Multinomial classification underpins much of modern deep learning, often in places that look at first like very different tasks.
Next-token prediction in large language models is a multinomial classification problem over the model's vocabulary, which typically has tens of thousands of tokens (50,257 for GPT-2, 100,256 for OpenAI's o200k base, 128,000-plus for some Llama variants). At every position, the model produces a vector of logits, applies softmax, and is trained with cross-entropy against the next true token. The same loss that powers iris classification scales up to train trillion-parameter models on web-scale text.
Zero-shot image classification with CLIP is another reformulation. CLIP encodes the image and a list of candidate class names (often phrased as "a photo of a {label}") into a shared embedding space, then picks the class with the highest cosine similarity. This effectively turns any vocabulary into a multiclass classifier without retraining, which is one reason CLIP-style models opened up flexible recognition systems.

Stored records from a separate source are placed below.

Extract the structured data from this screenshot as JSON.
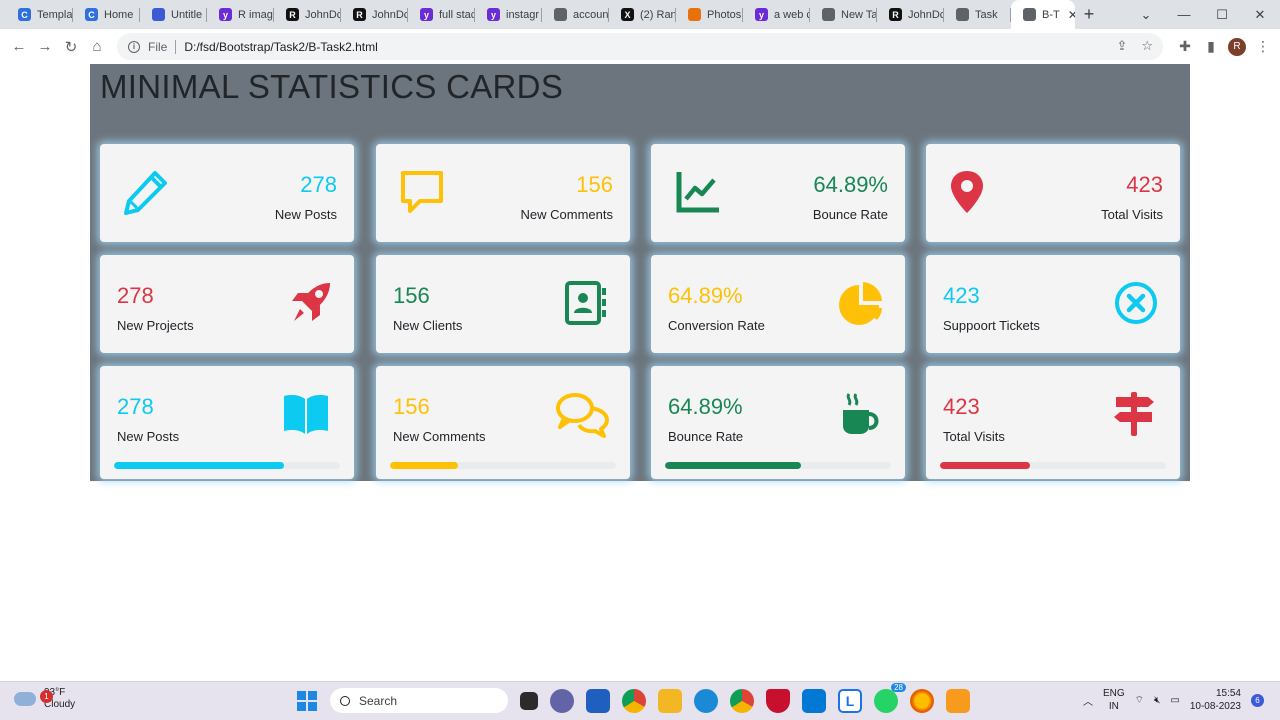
{
  "browser": {
    "tabs": [
      {
        "label": "Templa",
        "color": "#2f6fe0",
        "glyph": "C"
      },
      {
        "label": "Home",
        "color": "#2f6fe0",
        "glyph": "C"
      },
      {
        "label": "Untitle",
        "color": "#3c5ad6",
        "glyph": ""
      },
      {
        "label": "R imag",
        "color": "#6b2bd6",
        "glyph": "y"
      },
      {
        "label": "JohnDc",
        "color": "#111111",
        "glyph": "R"
      },
      {
        "label": "JohnDc",
        "color": "#111111",
        "glyph": "R"
      },
      {
        "label": "full stac",
        "color": "#6b2bd6",
        "glyph": "y"
      },
      {
        "label": "instagr",
        "color": "#6b2bd6",
        "glyph": "y"
      },
      {
        "label": "accoun",
        "color": "#5f6368",
        "glyph": ""
      },
      {
        "label": "(2) Ran",
        "color": "#111111",
        "glyph": "X"
      },
      {
        "label": "Photos",
        "color": "#e8710a",
        "glyph": ""
      },
      {
        "label": "a web c",
        "color": "#6b2bd6",
        "glyph": "y"
      },
      {
        "label": "New Ta",
        "color": "#5f6368",
        "glyph": ""
      },
      {
        "label": "JohnDc",
        "color": "#111111",
        "glyph": "R"
      },
      {
        "label": "Task",
        "color": "#5f6368",
        "glyph": ""
      }
    ],
    "active_tab": {
      "label": "B-T",
      "color": "#5f6368"
    },
    "address": {
      "scheme": "File",
      "path": "D:/fsd/Bootstrap/Task2/B-Task2.html"
    },
    "profile_initial": "R"
  },
  "page": {
    "title": "MINIMAL STATISTICS CARDS",
    "colors": {
      "info": "#0dcaf0",
      "warning": "#ffc107",
      "success": "#198754",
      "danger": "#dc3545"
    },
    "row1": [
      {
        "value": "278",
        "label": "New Posts",
        "icon": "pencil-icon",
        "color": "#0dcaf0"
      },
      {
        "value": "156",
        "label": "New Comments",
        "icon": "speech-bubble-icon",
        "color": "#ffc107"
      },
      {
        "value": "64.89%",
        "label": "Bounce Rate",
        "icon": "line-graph-icon",
        "color": "#198754"
      },
      {
        "value": "423",
        "label": "Total Visits",
        "icon": "map-pin-icon",
        "color": "#dc3545"
      }
    ],
    "row2": [
      {
        "value": "278",
        "label": "New Projects",
        "icon": "rocket-icon",
        "color": "#dc3545"
      },
      {
        "value": "156",
        "label": "New Clients",
        "icon": "contact-book-icon",
        "color": "#198754"
      },
      {
        "value": "64.89%",
        "label": "Conversion Rate",
        "icon": "pie-chart-icon",
        "color": "#ffc107"
      },
      {
        "value": "423",
        "label": "Suppoort Tickets",
        "icon": "circle-x-icon",
        "color": "#0dcaf0"
      }
    ],
    "row3": [
      {
        "value": "278",
        "label": "New Posts",
        "icon": "open-book-icon",
        "color": "#0dcaf0",
        "progress": 0.75
      },
      {
        "value": "156",
        "label": "New Comments",
        "icon": "chat-bubbles-icon",
        "color": "#ffc107",
        "progress": 0.3
      },
      {
        "value": "64.89%",
        "label": "Bounce Rate",
        "icon": "coffee-cup-icon",
        "color": "#198754",
        "progress": 0.6
      },
      {
        "value": "423",
        "label": "Total Visits",
        "icon": "signpost-icon",
        "color": "#dc3545",
        "progress": 0.4
      }
    ]
  },
  "taskbar": {
    "weather": {
      "temp": "93°F",
      "condition": "Cloudy",
      "badge": "1"
    },
    "search_placeholder": "Search",
    "lang": {
      "line1": "ENG",
      "line2": "IN"
    },
    "time": "15:54",
    "date": "10-08-2023",
    "notification_count": "6",
    "whatsapp_badge": "28"
  }
}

Retrieval-augmented systems and recommender systems often dress up as ranking or retrieval problems, but at the prediction layer they are usually multiclass softmaxes over a discrete catalogue of items.
The softmax + cross-entropy recipe is robust, but it has known weaknesses.
Imagine a basket of fruits with apples, bananas, and oranges. Sorting each piece into the right pile is multinomial classification. The computer looks at lots of labelled examples until it learns what each fruit looks like, then it can pick the right pile for a new piece it has never seen before. The only difference from a yes-or-no question is that there are more than two piles to choose from.